MD developer seeking US powerplant partners

Swedish membrane distillation (MD) manufacturer Scarab AB is seeking US powerplant operators to allow it to demonstrate the technology’s ability to convert waste streams to feedwater using waste heat from turbines and engines.

This follows a report by the US Electrical Power Research Institute in June 2009, which picked out membrane distillation, “advanced” reverse osmosis (RO) and capacitive deionization (CD) as desalination technologies worthy of development by the electrical power industry.

The report, Program on Technology Innovation: Electric Efficiency Through Water Supply Technologies–A Roadmap, says about MD, “There are synergies between MD systems and renewable energy initiatives. The technology is ideally suited to take advantage of low grade heat available via solar energy collectors. The relatively low electrical energy required for operations could also be provided by photovoltaic arrays. Since many regions in the US with limited water resources have abundant solar energy potential, MD systems could be a natural fit for future water projects”.

However, the report observes that the volume of source water pumped is relatively high compared with the net volume of treated water. “Improving the vapor flux across the membrane would increase the volume of vapor diffused through the membrane on each pass of the feed water. This would reduce the recirculation rate of the feed water and save on pumping energy,” it says.

About Scarab, the report, prepared by Global Energy Partners LLC of Layfayette, California, says, “Scarab has multiple subsidiaries that are developing and marketing various products based upon the MD process. This includes small personal water purification products as well as ventures to develop solar-powered seawater desalination plants.”
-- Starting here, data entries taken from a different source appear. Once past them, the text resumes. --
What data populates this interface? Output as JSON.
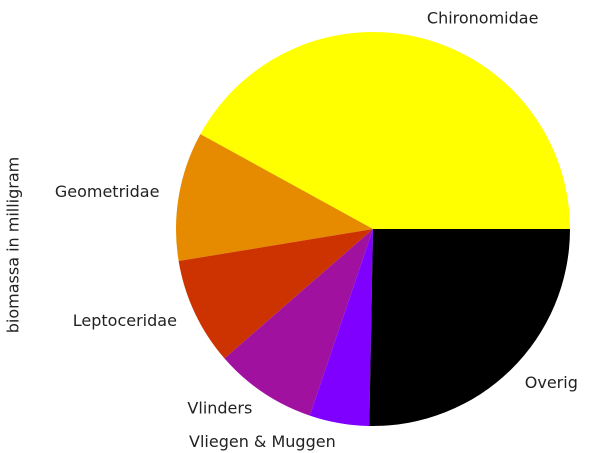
{
  "chart_data": {
    "type": "pie",
    "ylabel": "biomassa in milligram",
    "categories": [
      "Chironomidae",
      "Geometridae",
      "Leptoceridae",
      "Vlinders",
      "Vliegen & Muggen",
      "Overig"
    ],
    "values": [
      42.0,
      10.6,
      8.8,
      8.4,
      4.9,
      25.3
    ],
    "colors": [
      "#ffff00",
      "#e68a00",
      "#cc3300",
      "#a011a0",
      "#7f00ff",
      "#000000"
    ]
  }
}
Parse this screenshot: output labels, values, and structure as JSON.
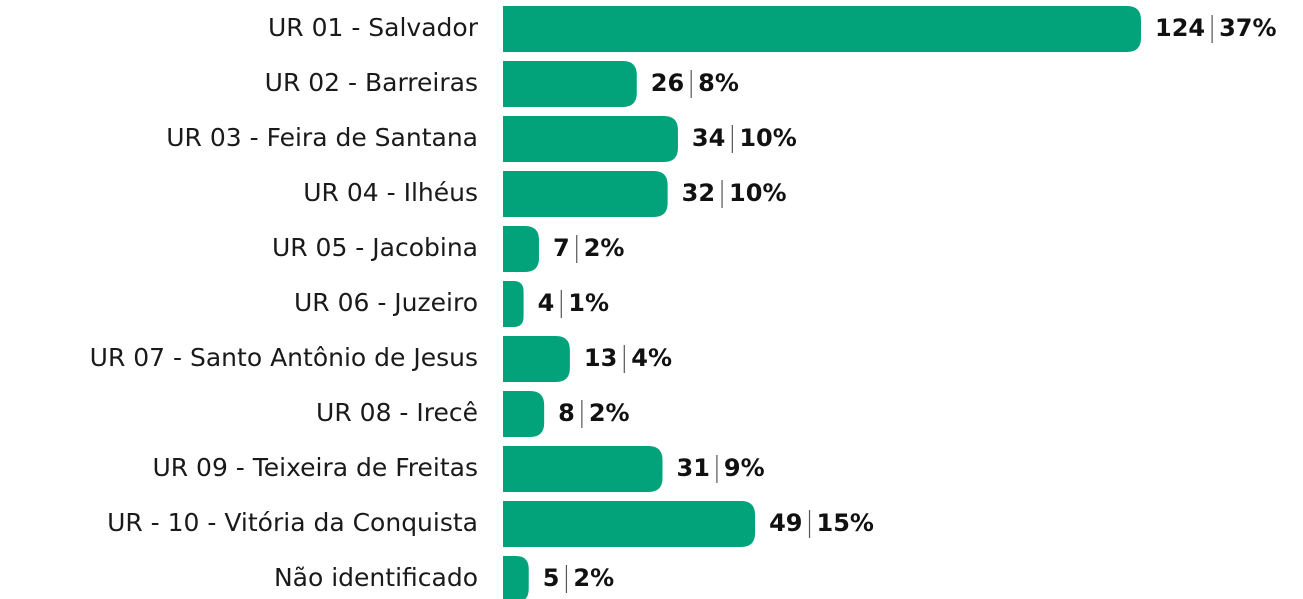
{
  "chart_data": {
    "type": "bar",
    "orientation": "horizontal",
    "color": "#02a37b",
    "categories": [
      "UR 01 - Salvador",
      "UR 02 - Barreiras",
      "UR 03 - Feira de Santana",
      "UR 04 - Ilhéus",
      "UR 05 - Jacobina",
      "UR 06 - Juzeiro",
      "UR 07 - Santo Antônio de Jesus",
      "UR 08 - Irecê",
      "UR 09 - Teixeira de Freitas",
      "UR - 10 - Vitória da Conquista",
      "Não identificado"
    ],
    "values": [
      124,
      26,
      34,
      32,
      7,
      4,
      13,
      8,
      31,
      49,
      5
    ],
    "shares": {
      "values": [
        37,
        8,
        10,
        10,
        2,
        1,
        4,
        2,
        9,
        15,
        2
      ],
      "value_labels": [
        "37%",
        "8%",
        "10%",
        "10%",
        "2%",
        "1%",
        "4%",
        "2%",
        "9%",
        "15%",
        "2%"
      ]
    }
  }
}
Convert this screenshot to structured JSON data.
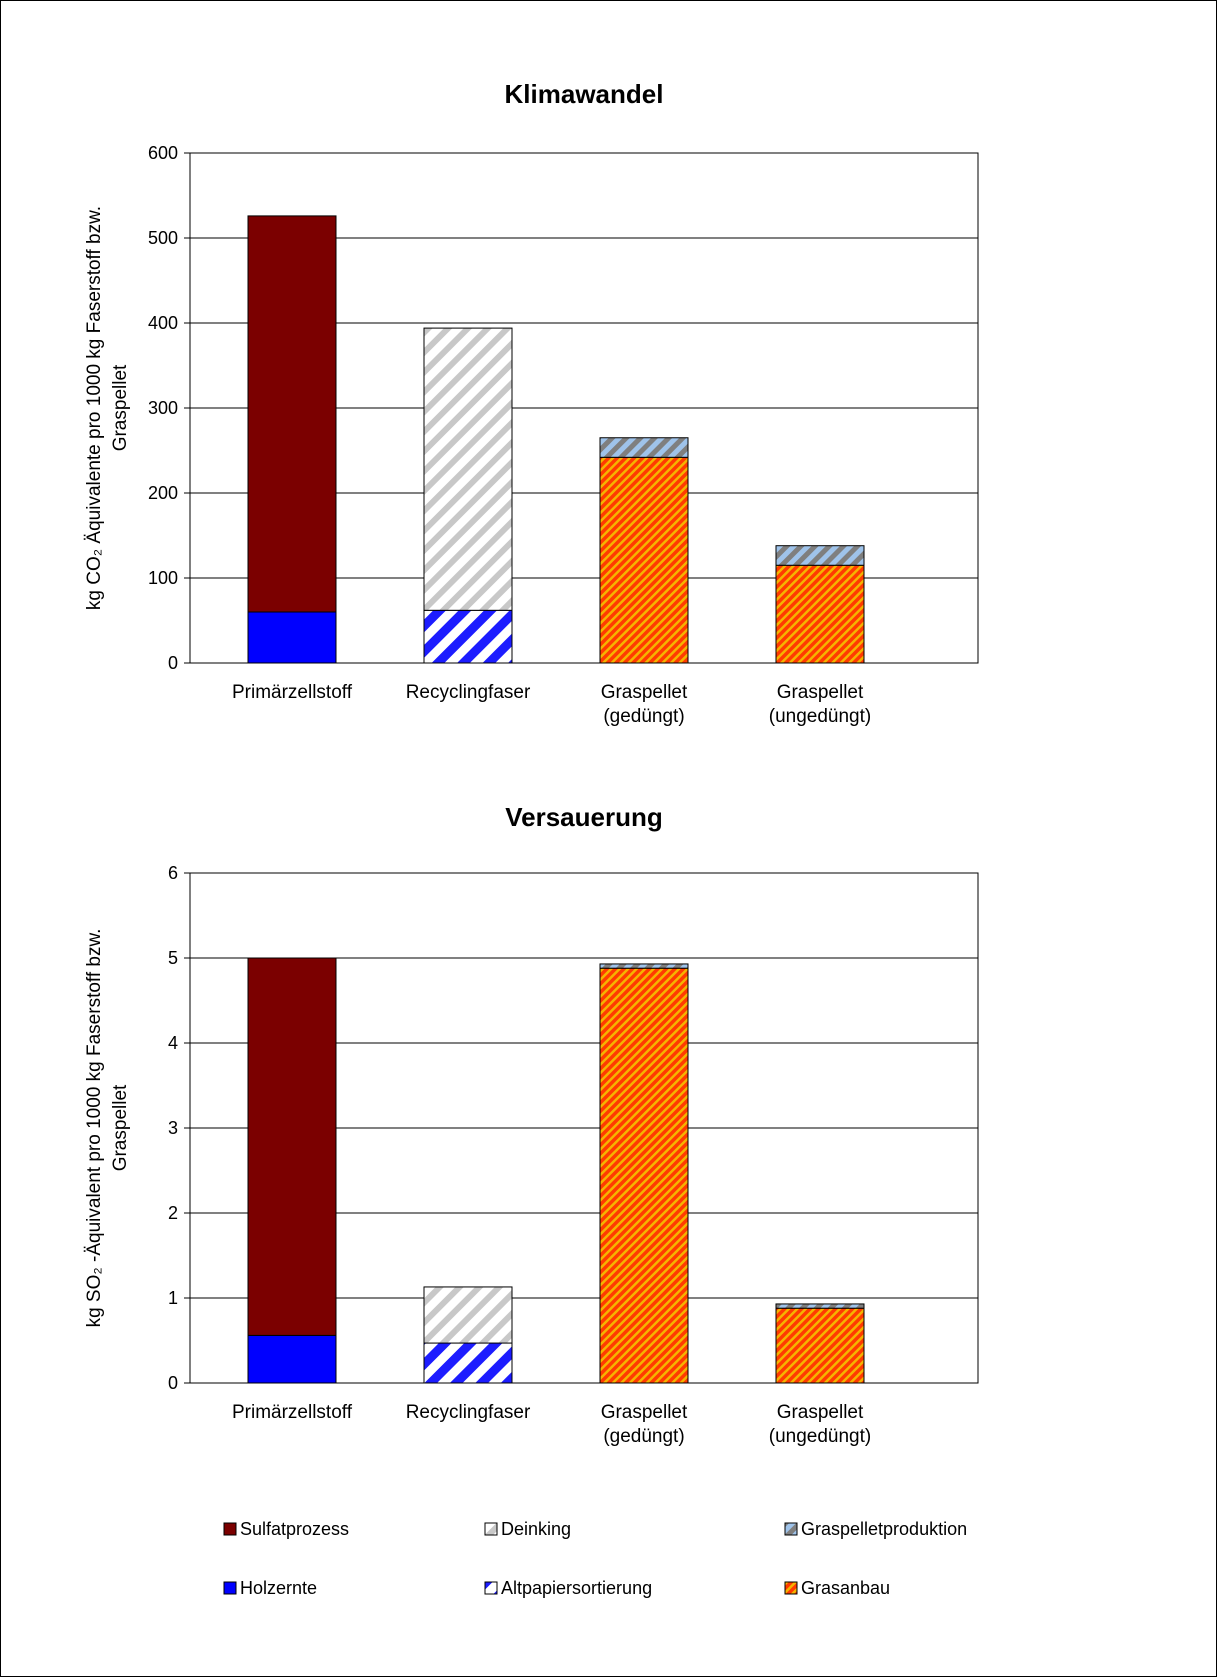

During 2009 Scarab has started the following demonstration projects with proprietary membrane distillation equipment:

1. The Energy department at the Royal Institute of Technology in Stockholm, Sweden, has included an MD module in the polygeneration project Explore Energy for waste heat from power plants.
2. The Bushnak Group in Jeddah, Saudi-Arabia, is testing for concentration of RO brine.
3. The EU-consortium MEDESOL in Carboneras, Spain, is investigating reduction of energy use in solar desalination.
4. Sujana Energy of Hyderabad, India, has started development work for a small POE (Point-of-Use) unit for solar powered drinking water purification.
5. Grameen Shakti of Dhaka, Bangladesh, intends to run four of Scarab’s demos for biogas co-generation of electricity and water in a campaign to remedy widespread poisoning of well water by natural arsenic.

On CD, the report picks out three companies:

  • CDT Systems, Inc. – Addison, TX
  • Campbell Applied Physics – Rancho Murieta, CA
  • ENPAR Technologies, Inc. – Guelph, Ontario, Canada.
  • About the technology, it says the timing is right for potential field assessment projects: “Such projects could be a collaborative effort between electric utilities, water resource organizations, technology manufacturers, and end user facilities. The projects could showcase the field applicability of the technology, provide original data on energy efficiency and water quality, and help subsidize the host facilities’ installation costs,” it concludes.

    On RO, the report says, “The energy efficiency potential of the technology has been well documented and clear paths to pursue for further advancement of the technology have been identified. Opportunities exist for the implementation of best available RO technologies at both new and existing facilities through collaborative demonstration projects.”

    It also points to the benefits of co-siting RO plants with powerplants.